Now the Russians are playing the same hear-no-evil, see-no-evil game again. Sure, as was already totally obvious, sarin gas was responsible for the hideous deaths of more than 1,000 Syrians last month in the suburbs of Damascus. We didn’t need to wait for U.N. Secretary-General Ban Ki-moon to issue the report of his UN team to figure that out. The images on television were enough for the world to know.

It would have been nice, though, if the U.N. “inspectors” had been a little more specific as to who actually fired or sprayed or dropped the gas on its unsuspecting victims. From what they did say about the source of the shells containing the dreaded gas, you may be sure, if free to talk, that they would have held Assad accountable. But no, in the interests of amity and camaraderie and whatever else the U.N. likes to promote, they’re not talking.

Russian officials, meanwhile, seem all too anxious to believe Assad’s claims about rebel forces gassing their own people. President Putin says it’s quite uncertain who was responsible. The Russians, besides arming Syria, enable Assad to deny complicity in one of the worst war crimes in memory. He gets off without the slightest guilt while his glib foreign and information ministers go on giving interviews “absolutely” denying everything.

Basically, we’re back where we began when President Obama and Secretary of State John Kerry were first talking tough about the need to “punish” Assad for being such a bad boy.
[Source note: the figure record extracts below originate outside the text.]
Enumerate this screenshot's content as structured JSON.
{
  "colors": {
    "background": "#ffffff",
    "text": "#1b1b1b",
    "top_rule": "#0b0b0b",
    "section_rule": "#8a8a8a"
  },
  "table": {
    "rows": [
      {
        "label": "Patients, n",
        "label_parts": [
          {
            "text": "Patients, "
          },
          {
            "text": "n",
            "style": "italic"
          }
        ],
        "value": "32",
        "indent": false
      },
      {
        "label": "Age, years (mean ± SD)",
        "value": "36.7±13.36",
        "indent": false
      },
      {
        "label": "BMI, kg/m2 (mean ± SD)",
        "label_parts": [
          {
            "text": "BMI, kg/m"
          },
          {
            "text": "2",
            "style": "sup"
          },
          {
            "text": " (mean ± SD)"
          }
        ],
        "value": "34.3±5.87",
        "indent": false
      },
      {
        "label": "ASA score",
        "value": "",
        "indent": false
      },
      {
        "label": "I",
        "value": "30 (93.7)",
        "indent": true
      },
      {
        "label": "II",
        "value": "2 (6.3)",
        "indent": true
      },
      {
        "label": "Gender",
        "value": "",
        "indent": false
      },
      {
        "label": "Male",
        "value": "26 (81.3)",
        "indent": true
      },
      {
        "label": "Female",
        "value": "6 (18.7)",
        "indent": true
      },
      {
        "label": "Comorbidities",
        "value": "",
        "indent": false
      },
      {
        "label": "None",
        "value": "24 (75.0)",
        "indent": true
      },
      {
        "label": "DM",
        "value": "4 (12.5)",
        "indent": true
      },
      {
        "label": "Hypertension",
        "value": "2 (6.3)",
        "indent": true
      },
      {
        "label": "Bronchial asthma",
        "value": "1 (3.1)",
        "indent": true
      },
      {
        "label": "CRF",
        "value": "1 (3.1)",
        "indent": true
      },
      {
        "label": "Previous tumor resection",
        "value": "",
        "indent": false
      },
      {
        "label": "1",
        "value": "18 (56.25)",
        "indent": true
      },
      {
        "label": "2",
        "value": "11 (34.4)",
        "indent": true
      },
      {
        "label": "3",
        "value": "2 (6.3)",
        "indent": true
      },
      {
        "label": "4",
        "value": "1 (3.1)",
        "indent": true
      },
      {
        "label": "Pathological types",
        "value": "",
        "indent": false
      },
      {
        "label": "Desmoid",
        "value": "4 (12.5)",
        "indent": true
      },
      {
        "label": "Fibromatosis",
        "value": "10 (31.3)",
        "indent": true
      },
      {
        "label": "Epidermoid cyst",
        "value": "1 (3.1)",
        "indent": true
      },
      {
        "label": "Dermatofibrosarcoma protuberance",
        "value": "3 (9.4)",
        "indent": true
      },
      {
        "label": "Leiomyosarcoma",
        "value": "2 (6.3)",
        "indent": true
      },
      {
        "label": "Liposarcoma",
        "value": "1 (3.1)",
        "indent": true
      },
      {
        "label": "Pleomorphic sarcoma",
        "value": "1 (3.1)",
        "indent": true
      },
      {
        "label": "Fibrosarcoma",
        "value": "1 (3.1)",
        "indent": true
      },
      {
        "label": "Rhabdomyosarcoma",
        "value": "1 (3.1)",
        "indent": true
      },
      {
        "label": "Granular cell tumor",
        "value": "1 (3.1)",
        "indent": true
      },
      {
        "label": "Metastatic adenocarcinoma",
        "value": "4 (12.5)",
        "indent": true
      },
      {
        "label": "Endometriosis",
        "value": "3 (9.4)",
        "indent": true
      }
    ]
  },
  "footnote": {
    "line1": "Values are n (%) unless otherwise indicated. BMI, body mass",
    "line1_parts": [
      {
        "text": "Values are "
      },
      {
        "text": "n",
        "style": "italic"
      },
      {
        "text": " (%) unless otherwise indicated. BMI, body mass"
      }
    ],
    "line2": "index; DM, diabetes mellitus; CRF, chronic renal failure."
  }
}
Now nobody’s going to “punish” anyone for anything while Putin apportions the blame, suggesting, who’s to tell, maybe the Syrian rebels did it, or maybe some strange foreign power did it. Might Israel have been responsible?

While Israel’s foes spread that kind of rumor, we hark back to all the rumors surrounding the sinking of the Cheonan. Some people are still saying, sure, it might have been blown up by an old mine.

Or maybe the U.S. planted a mine in order to sink the ship and blame the North Koreans as a plot to guarantee support for U.S. bases in Japan as well as Korea.

For the Russians, their success in heading off an American bombing campaign with a totally unenforceable deal for Syria to “give up” its arsenal of chemical weapons is a triumph of immense proportions. Syria will go on getting “conventional” arms from the Russians for the war against the rebels while hiding away its chemical inventory for another day, maybe another war.

The Russian success has disquieting implications for the Korean peninsula. Obama, visiting South Korea and receiving Korean presidents in Washington, has emitted all the right noises about defending the South against the North. Kerry, in Seoul in April, at the height of what much of the world believed was an impending Armageddon though South Koreans never believed it, was also a picture of firmness, of loyalty to an old ally, a forthright friend in need.

What’s disturbing is that’s how both Obama and Kerry appeared after seeing the images of writhing, distended chemical warfare victims on television.

No sooner were they done talking about the horror that awaited the Assad regime than Obama was saying, first he needed the okay of the fractious Congress. Then Kerry was saying, sure, if Assad gave up his chemical arsenal, there’d be no need to wipe it out.

On cue, Russia’s foreign minister, Sergey Lavrov, jumped in, eager to promote the deal.

So how serious are Obama & Co. about defending South Korea? Might he, like the presidents who preceded him, fall for North Korean assurances that of course it’s giving up its nukes – and maybe its chemical and biological ones too?

The skill with which the Russians headed off U.S. threats against Assad, while bolstering his regime to the hilt, does not augur well for U.S. policy on North Korea.